The car stopped. Mr Dunning, still contemplating the blue letters on the yellow ground, had to be stimulated to rise by a word from the conductor. “I beg your pardon,” he said, “I was looking at that advertisement; it’s a very odd one, isn’t it?” The conductor read it slowly. “Well, my word,” he said, “I never see that one before. Well, that is a cure, ain’t it? Someone bin up to their jokes ’ere, I should think.” He got out a duster and applied it, not without saliva, to the pane and then to the outside. “No,” he said, returning, “that ain’t no transfer; seems to me as if it was reg’lar
in
the glass, what I mean in the substance, as you may say. Don’t you think so, sir?” Mr Dunning examined it and rubbed it with his glove, and agreed. “Who looks after these advertisements, and gives leave for them to be put up? I wish you would inquire. I will just take a note of the words.” At this moment there came a call from the driver: “Look alive, George, time’s up.” “All right, all right; there’s something else what’s up at this end. You come and look at this ’ere glass.” “What’s gorn with the glass?” said the driver, approaching. “Well, and oo’s ’Arrington? What’s it all about?” “I was just asking who was responsible for putting the advertisements up in your cars, and saying it would be as well to make some inquiry about this one.” “Well, sir, that’s all done at the Company’s office, that work is: it’s our Mr Timms, I believe, looks into that. When we put up tonight I’ll leave word, and per’aps I’ll be able to tell you tomorrer if you ’appen to be coming this way.”

This was all that passed that evening. Mr Dunning did just go to the trouble of looking up Ashbrooke, and found that it was in Warwickshire.

Next day he went to town again. The car (it was the same car) was too full in the morning to allow of his getting a word with the conductor: he could only be sure that the curious advertisement had been made away with. The close of the day brought a further element of mystery into the transaction. He had missed the tram, or else preferred walking home, but at a rather late hour, while he was at work in his study, one of the maids came to say that two men from the tramways was very anxious to speak to him. This was a reminder of the advertisement, which he had, he says, nearly forgotten. He had the men in-they were the conductor and driver of the car—and when the matter of refreshment had been attended to, asked what Mr Timms had had to say about the advertisement. “Well, sir, that’s what we took the liberty to step round about,” said the conductor. “Mr Timms ’e give William ’ere the rough side of his tongue about that: ’cordin’ to ’im there warn’t no advertisement of that description sent in, nor ordered, nor paid for, nor put up, nor nothink, let alone not bein’ there, and we was playing the fool takin’ up his time. ‘Well,’ I says, ‘if that’s the case, all I ask of you, Mr Timms,’ I says, ‘is to take and look at it for yourself,’ I says. ‘Of course if it ain’t there,’ I says, ‘you may take and call me what you like.’ ‘Right,’ he says, ‘I will’: and we went straight off.
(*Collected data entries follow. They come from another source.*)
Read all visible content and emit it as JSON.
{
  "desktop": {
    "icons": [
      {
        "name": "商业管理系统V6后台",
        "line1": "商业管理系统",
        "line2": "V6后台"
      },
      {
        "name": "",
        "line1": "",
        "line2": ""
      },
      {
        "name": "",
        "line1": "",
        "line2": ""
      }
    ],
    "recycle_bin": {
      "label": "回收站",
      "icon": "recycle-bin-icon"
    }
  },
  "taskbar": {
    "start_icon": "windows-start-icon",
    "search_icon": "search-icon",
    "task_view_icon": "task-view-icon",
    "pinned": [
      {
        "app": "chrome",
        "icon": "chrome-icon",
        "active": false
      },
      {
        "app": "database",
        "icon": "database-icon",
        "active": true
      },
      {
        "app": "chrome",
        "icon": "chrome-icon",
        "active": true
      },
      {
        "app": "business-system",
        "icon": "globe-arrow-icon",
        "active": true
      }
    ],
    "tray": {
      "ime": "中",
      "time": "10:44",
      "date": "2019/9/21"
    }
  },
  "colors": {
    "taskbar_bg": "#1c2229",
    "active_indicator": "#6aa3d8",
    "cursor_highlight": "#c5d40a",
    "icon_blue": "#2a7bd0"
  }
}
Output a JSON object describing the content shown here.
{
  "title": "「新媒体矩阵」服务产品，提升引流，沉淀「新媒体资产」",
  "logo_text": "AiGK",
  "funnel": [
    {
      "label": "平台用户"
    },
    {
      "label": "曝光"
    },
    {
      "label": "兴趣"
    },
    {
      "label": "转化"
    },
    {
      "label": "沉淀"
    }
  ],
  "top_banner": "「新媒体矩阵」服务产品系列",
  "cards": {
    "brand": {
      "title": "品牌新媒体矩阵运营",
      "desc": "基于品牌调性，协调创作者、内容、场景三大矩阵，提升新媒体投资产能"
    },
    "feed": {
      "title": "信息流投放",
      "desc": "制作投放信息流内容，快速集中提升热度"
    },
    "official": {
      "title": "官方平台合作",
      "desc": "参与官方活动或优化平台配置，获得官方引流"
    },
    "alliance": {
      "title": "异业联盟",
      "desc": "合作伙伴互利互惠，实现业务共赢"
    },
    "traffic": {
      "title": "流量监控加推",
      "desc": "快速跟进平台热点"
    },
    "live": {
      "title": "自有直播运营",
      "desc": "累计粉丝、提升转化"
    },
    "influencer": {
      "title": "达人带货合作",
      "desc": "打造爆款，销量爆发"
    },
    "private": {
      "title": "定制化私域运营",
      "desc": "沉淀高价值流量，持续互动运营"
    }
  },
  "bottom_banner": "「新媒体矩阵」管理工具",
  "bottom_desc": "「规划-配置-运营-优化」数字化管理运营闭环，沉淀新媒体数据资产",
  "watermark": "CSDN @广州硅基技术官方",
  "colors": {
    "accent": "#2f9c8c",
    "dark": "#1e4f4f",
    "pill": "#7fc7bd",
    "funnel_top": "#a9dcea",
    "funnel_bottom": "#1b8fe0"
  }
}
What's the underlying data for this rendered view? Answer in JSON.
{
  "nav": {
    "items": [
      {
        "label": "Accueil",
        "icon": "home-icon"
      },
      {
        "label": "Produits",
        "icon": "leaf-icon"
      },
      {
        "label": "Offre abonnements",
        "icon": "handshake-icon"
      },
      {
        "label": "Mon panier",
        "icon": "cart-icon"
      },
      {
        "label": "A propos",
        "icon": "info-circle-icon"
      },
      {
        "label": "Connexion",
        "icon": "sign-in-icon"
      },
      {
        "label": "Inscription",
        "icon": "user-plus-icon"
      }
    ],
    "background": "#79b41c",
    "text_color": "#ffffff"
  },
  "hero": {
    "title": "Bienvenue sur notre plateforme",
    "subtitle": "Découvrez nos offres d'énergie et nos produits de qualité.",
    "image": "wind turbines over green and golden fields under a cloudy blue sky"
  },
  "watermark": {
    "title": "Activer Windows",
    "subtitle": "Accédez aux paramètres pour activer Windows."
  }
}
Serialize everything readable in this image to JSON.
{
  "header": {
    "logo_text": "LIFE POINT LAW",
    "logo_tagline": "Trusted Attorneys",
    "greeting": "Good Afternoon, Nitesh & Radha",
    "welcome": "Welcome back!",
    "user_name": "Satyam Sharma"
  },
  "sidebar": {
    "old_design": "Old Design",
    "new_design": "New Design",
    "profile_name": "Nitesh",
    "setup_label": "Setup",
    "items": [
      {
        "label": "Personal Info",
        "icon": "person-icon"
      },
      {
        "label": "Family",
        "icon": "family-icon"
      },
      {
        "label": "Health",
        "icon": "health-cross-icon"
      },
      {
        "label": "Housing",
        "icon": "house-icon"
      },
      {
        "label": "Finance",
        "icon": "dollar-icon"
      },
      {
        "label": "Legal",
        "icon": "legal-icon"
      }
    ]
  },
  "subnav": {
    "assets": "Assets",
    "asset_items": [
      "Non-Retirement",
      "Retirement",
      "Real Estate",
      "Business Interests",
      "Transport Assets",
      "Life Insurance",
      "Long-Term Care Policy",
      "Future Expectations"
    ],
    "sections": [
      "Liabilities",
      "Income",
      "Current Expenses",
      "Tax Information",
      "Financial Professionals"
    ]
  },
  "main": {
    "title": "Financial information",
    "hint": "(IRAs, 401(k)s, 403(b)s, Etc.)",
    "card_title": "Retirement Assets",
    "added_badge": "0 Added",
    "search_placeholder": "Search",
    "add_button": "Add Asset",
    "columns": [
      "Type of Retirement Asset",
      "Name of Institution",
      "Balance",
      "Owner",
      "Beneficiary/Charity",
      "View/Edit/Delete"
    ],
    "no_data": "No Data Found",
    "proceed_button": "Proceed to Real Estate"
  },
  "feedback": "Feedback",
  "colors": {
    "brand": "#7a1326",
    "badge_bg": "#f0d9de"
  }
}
Now, I leave it to you, sir, if that ad., as we term ’em, with ’Arrington on it warn’t as plain as ever you see anythink—blue letters on yeller glass, and as I says at the time, and you borne me out, reg’lar
in
the glass, because, if you remember, you recollect of me swabbing it with my duster.” “To be sure I do, quite clearly—well?” “You may say well, I don’t think. Mr Timms he gets in that car with a light—no, he telled William to ’old the light outside.’Now,’ he says, ‘where’s your precious ad. what we’ve ’eard so much about?’ ‘’Ere it is,’ I says, ‘Mr Timms,’ and I laid my ’and on it.” The conductor paused.